I've checked out the "Why was my A deleted" section, yet still can't seem to identify the reason for the deletion. The aforementioned section says the following:
Answers that do not fundamentally answer the question may be removed. This includes answers that are:
commentary on the question or other answers asking another, different question; “thanks!” or “me too!” responses; exact duplicates of other answers; barely more than a link to an external site; not even a partial answer to the actual question
My A does not match any of these. It was not commentary on the Q or other As, was not "thanks!/me too!"; wasn't a duplicate of any other A; was way more than a link; and was, again, way more than a bare partial answer. Apparently, it simply did not fit a certain mod's taste.
My questions here are: Why exactly was my answer deleted?

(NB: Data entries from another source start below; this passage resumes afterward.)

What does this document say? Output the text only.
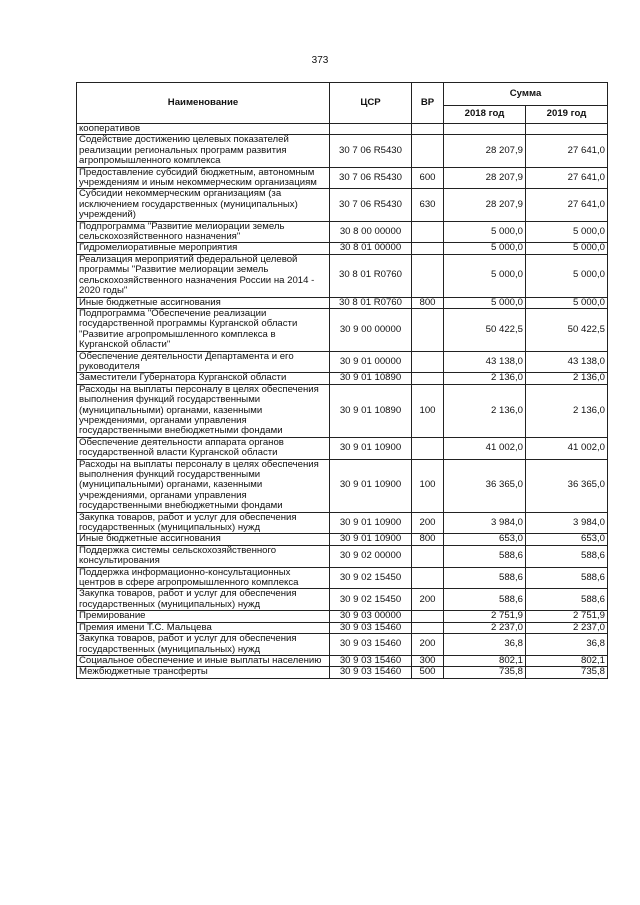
373
Наименование	ЦСР	ВР	Сумма	
			2018 год	2019 год
кооперативов				
Содействие достижению целевых показателей реализации региональных программ развития агропромышленного комплекса	30 7 06 R5430		28 207,9	27 641,0
Предоставление субсидий бюджетным, автономным учреждениям и иным некоммерческим организациям	30 7 06 R5430	600	28 207,9	27 641,0
Субсидии некоммерческим организациям (за исключением государственных (муниципальных) учреждений)	30 7 06 R5430	630	28 207,9	27 641,0
Подпрограмма "Развитие мелиорации земель сельскохозяйственного назначения"	30 8 00 00000		5 000,0	5 000,0
Гидромелиоративные мероприятия	30 8 01 00000		5 000,0	5 000,0
Реализация мероприятий федеральной целевой программы "Развитие мелиорации земель сельскохозяйственного назначения России на 2014 - 2020 годы"	30 8 01 R0760		5 000,0	5 000,0
Иные бюджетные ассигнования	30 8 01 R0760	800	5 000,0	5 000,0
Подпрограмма "Обеспечение реализации государственной программы Курганской области "Развитие агропромышленного комплекса в Курганской области"	30 9 00 00000		50 422,5	50 422,5
Обеспечение деятельности Департамента и его руководителя	30 9 01 00000		43 138,0	43 138,0
Заместители Губернатора Курганской области	30 9 01 10890		2 136,0	2 136,0
Расходы на выплаты персоналу в целях обеспечения выполнения функций государственными (муниципальными) органами, казенными учреждениями, органами управления государственными внебюджетными фондами	30 9 01 10890	100	2 136,0	2 136,0
Обеспечение деятельности аппарата органов государственной власти Курганской области	30 9 01 10900		41 002,0	41 002,0
Расходы на выплаты персоналу в целях обеспечения выполнения функций государственными (муниципальными) органами, казенными учреждениями, органами управления государственными внебюджетными фондами	30 9 01 10900	100	36 365,0	36 365,0
Закупка товаров, работ и услуг для обеспечения государственных (муниципальных) нужд	30 9 01 10900	200	3 984,0	3 984,0
Иные бюджетные ассигнования	30 9 01 10900	800	653,0	653,0
Поддержка системы сельскохозяйственного консультирования	30 9 02 00000		588,6	588,6
Поддержка информационно-консультационных центров в сфере агропромышленного комплекса	30 9 02 15450		588,6	588,6
Закупка товаров, работ и услуг для обеспечения государственных (муниципальных) нужд	30 9 02 15450	200	588,6	588,6
Премирование	30 9 03 00000		2 751,9	2 751,9
Премия имени Т.С. Мальцева	30 9 03 15460		2 237,0	2 237,0
Закупка товаров, работ и услуг для обеспечения государственных (муниципальных) нужд	30 9 03 15460	200	36,8	36,8
Социальное обеспечение и иные выплаты населению	30 9 03 15460	300	802,1	802,1
Межбюджетные трансферты	30 9 03 15460	500	735,8	735,8
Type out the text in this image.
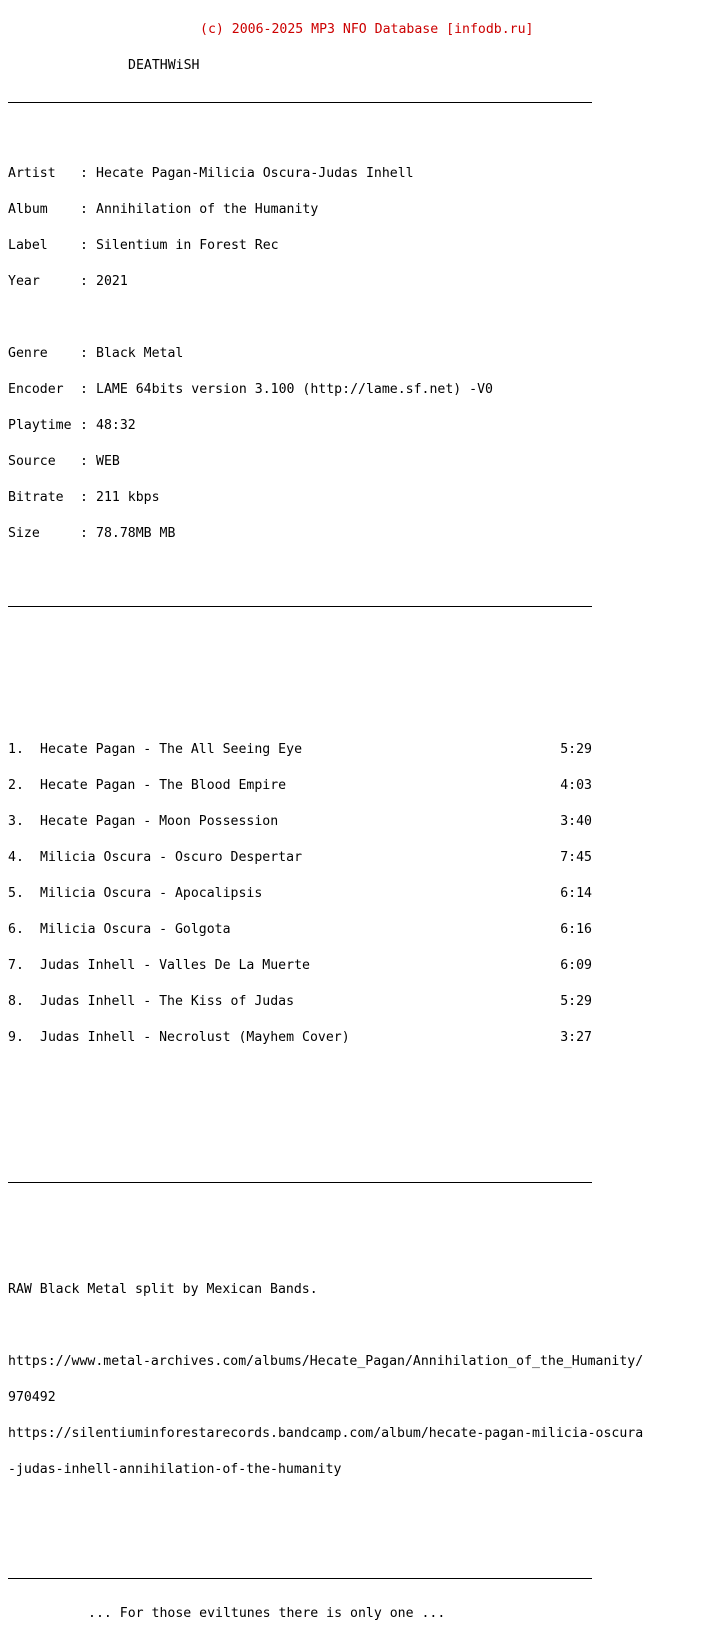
(c) 2006-2025 MP3 NFO Database [infodb.ru]

DEATHWiSH

Artist : Hecate Pagan-Milicia Oscura-Judas Inhell

Album : Annihilation of the Humanity

Label : Silentium in Forest Rec

Year	: 2021

Genre : Black Metal

Encoder : LAME 64bits version 3.100 (http://lame.sf.net) -V0

Playtime : 48:32

Source : WEB

Bitrate : 211 kbps

Size	: 78.78MB MB

1. Hecate Pagan - The All Seeing Eye	5:29

2. Hecate Pagan - The Blood Empire	4:03

3. Hecate Pagan - Moon Possession	3:40

4. Milicia Oscura - Oscuro Despertar	7:45

5. Milicia Oscura - Apocalipsis	6:14

6. Milicia Oscura - Golgota	6:16

7. Judas Inhell - Valles De La Muerte	6:09

8. Judas Inhell - The Kiss of Judas	5:29

9. Judas Inhell - Necrolust (Mayhem Cover)	3:27

RAW Black Metal split by Mexican Bands.

https://www.metal-archives.com/albums/Hecate_Pagan/Annihilation_of_the_Humanity/

970492

https://silentiuminforestarecords.bandcamp.com/album/hecate-pagan-milicia-oscura

-judas-inhell-annihilation-of-the-humanity

... For those eviltunes there is only one ...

Why was there no explanatory warning about a possible deletion below my A (because, frankly, I usually don't have the time to check back for comments on the Q or others' As)? Will this be a widespread practice on rpg.SE from now on? Are we, users, required to obey mod requests for information and/or answer-expansion?
Just curious. (But feel free to "delete, delete, delete" this Q as well in case... anyone doesn't like it.)